The aim of this study was to determine the effect of ursodeoxycholic acid (UDCA) on the alpha-naphthylisothiocyanate (ANIT)-induced acute and recovery stage of cholestasis model mice. In the acute stage of model mice, pretreatment with UDCA (25, 50, and 100 mg·kg, ig) for 12 days prior to ANIT administration (50 mg·kg, ig) resulted in the dramatic increase in serum biochemistry, with aggrevation of bile infarcts and hepatocyte necrosis. The elevation of beta-muricholic acid (β-MCA), cholic acid (CA), and taurocholic acid (TCA) in serum and liver, and reduction of these bile acids (BAs) in bile was observed. In contrast, in the recovery stage of model mice, treatment with UDCA (25, 50, and 100 mg·kg, ig) for 7 days after ANIT administration (50 mg·kg, ig) resulted in the significant decrease in levels of serum alanine aminotransferase (ALT) and total bile acid (TBA). Liver injury was attenuated, and the levels of TBA, CA, TCA, and β-MCA in the liver were significantly decreased. Additionally, UDCA can upregulate expression of BSEP, but it cannot upregulate expression of AE2. UDCA, which induced BSEP to increase bile acid-dependent bile flow, aggravated cholestasis and liver injury when the bile duct was obstructed in the acute stage of injury in model mice. In contrast, UDCA alleviated cholestasis and liver injury induced by ANIT when the obstruction was improved in the recovery stage.

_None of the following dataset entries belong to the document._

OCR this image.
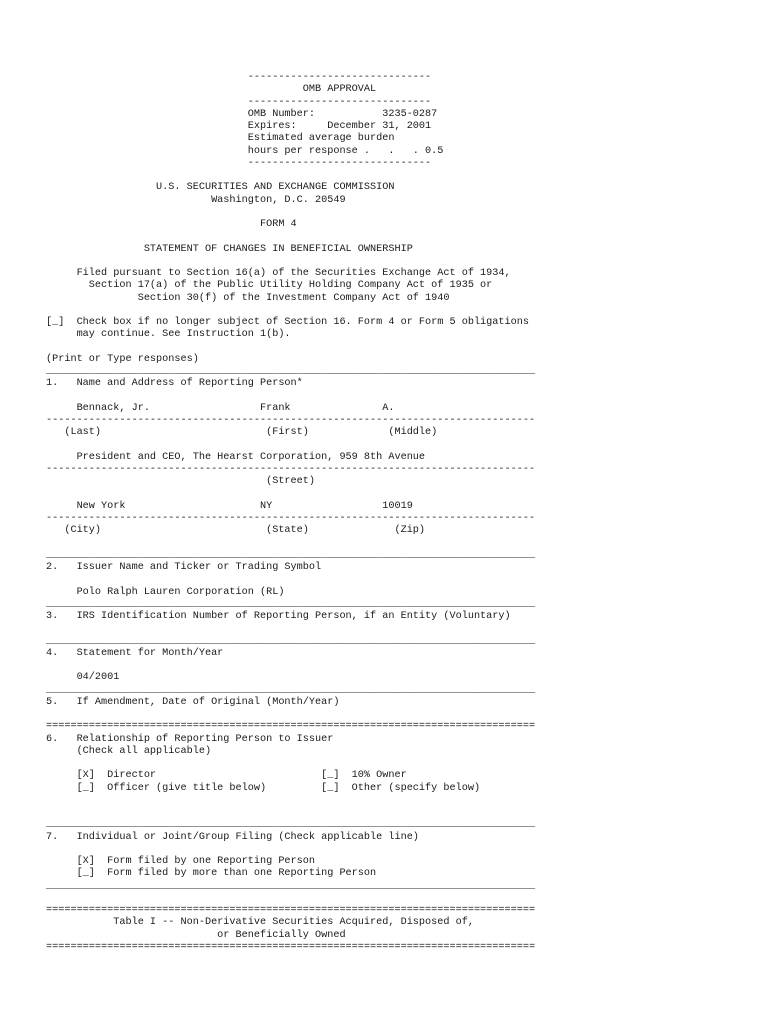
------------------------------
OMB APPROVAL
------------------------------
OMB Number:           3235-0287
Expires:     December 31, 2001
Estimated average burden
hours per response .   .   . 0.5
------------------------------

U.S. SECURITIES AND EXCHANGE COMMISSION
Washington, D.C. 20549

FORM 4

STATEMENT OF CHANGES IN BENEFICIAL OWNERSHIP

Filed pursuant to Section 16(a) of the Securities Exchange Act of 1934,
Section 17(a) of the Public Utility Holding Company Act of 1935 or
Section 30(f) of the Investment Company Act of 1940

[_]  Check box if no longer subject of Section 16. Form 4 or Form 5 obligations
may continue. See Instruction 1(b).

(Print or Type responses)
________________________________________________________________________________
1.   Name and Address of Reporting Person*

Bennack, Jr.                  Frank               A.
--------------------------------------------------------------------------------
(Last)                           (First)             (Middle)

President and CEO, The Hearst Corporation, 959 8th Avenue
--------------------------------------------------------------------------------
(Street)

New York                      NY                  10019
--------------------------------------------------------------------------------
(City)                           (State)              (Zip)

________________________________________________________________________________
2.   Issuer Name and Ticker or Trading Symbol

Polo Ralph Lauren Corporation (RL)
________________________________________________________________________________
3.   IRS Identification Number of Reporting Person, if an Entity (Voluntary)

________________________________________________________________________________
4.   Statement for Month/Year

04/2001
________________________________________________________________________________
5.   If Amendment, Date of Original (Month/Year)

================================================================================
6.   Relationship of Reporting Person to Issuer
(Check all applicable)

[X]  Director                           [_]  10% Owner
[_]  Officer (give title below)         [_]  Other (specify below)

________________________________________________________________________________
7.   Individual or Joint/Group Filing (Check applicable line)

[X]  Form filed by one Reporting Person
[_]  Form filed by more than one Reporting Person
________________________________________________________________________________

================================================================================
Table I -- Non-Derivative Securities Acquired, Disposed of,
or Beneficially Owned
================================================================================
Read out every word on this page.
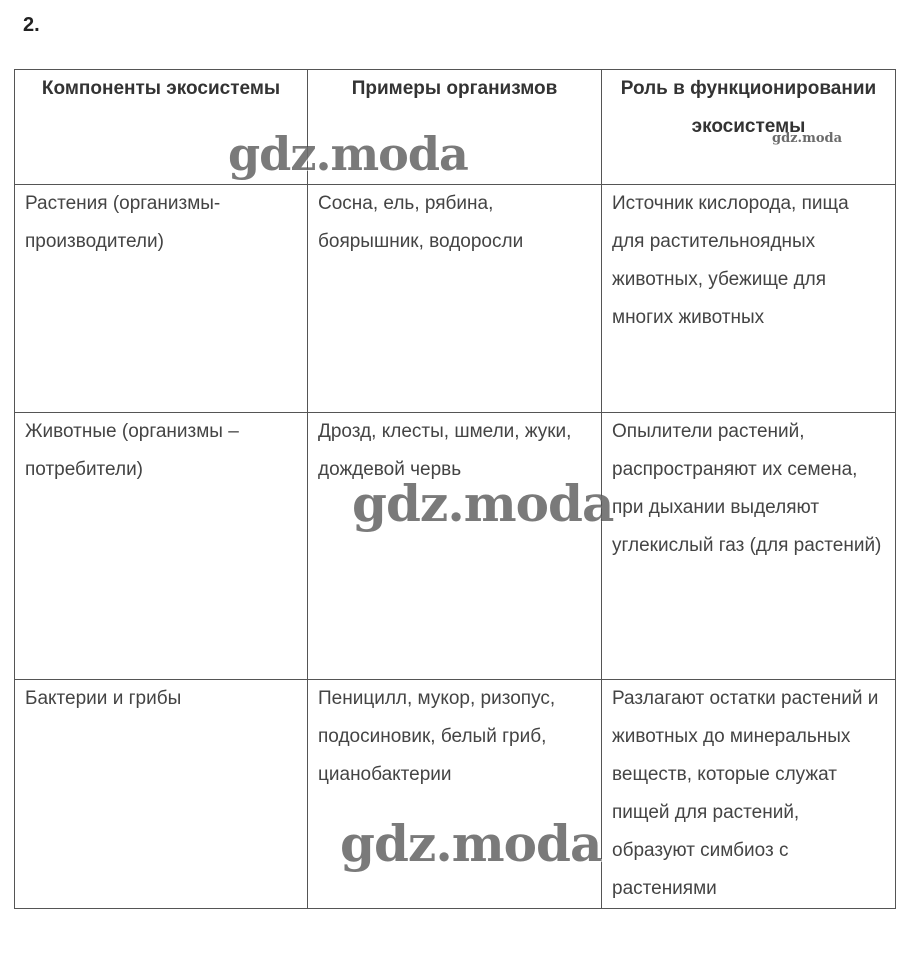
2.
Компоненты экосистемы	Примеры организмов	Роль в функционировании экосистемы
Растения (организмы-производители)	Сосна, ель, рябина, боярышник, водоросли	Источник кислорода, пища для растительноядных животных, убежище для многих животных
Животные (организмы – потребители)	Дрозд, клесты, шмели, жуки, дождевой червь	Опылители растений, распространяют их семена, при дыхании выделяют углекислый газ (для растений)
Бактерии и грибы	Пеницилл, мукор, ризопус, подосиновик, белый гриб, цианобактерии	Разлагают остатки растений и животных до минеральных веществ, которые служат пищей для растений, образуют симбиоз с растениями
gdz.moda
gdz.moda
gdz.moda
gdz.moda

本研究旨在探讨熊去氧胆酸(UDCA)对α-萘异硫氰酸酯(ANIT)诱导的急性和恢复期胆汁淤积模型小鼠的影响。在模型小鼠的急性阶段,在给予 ANIT(50mg·kg,ig)前用 UDCA(25、50 和 100mg·kg,ig)预处理 12 天,导致血清生化指标显著升高,胆汁淤积和肝细胞坏死加重。观察到血清和肝脏中β-鼠胆酸(β-MCA)、胆酸(CA)和牛磺胆酸(TCA)的升高,以及胆汁中这些胆汁酸(BAs)的减少。相比之下,在模型小鼠的恢复期,在给予 ANIT(50mg·kg,ig)后用 UDCA(25、50 和 100mg·kg,ig)治疗 7 天,导致血清丙氨酸氨基转移酶(ALT)和总胆汁酸(TBA)水平显著降低。肝损伤减轻,肝内 TBA、CA、TCA 和 β-MCA 的水平明显降低。此外,UDCA 可以上调 BSEP 的表达,但不能上调 AE2 的表达。UDCA 诱导 BSEP 增加依赖胆汁酸的胆汁流量,在模型小鼠损伤的急性阶段胆管阻塞时加重胆汁淤积和肝损伤。相反,在恢复期阻塞改善时,UDCA 缓解了 ANIT 诱导的胆汁淤积和肝损伤。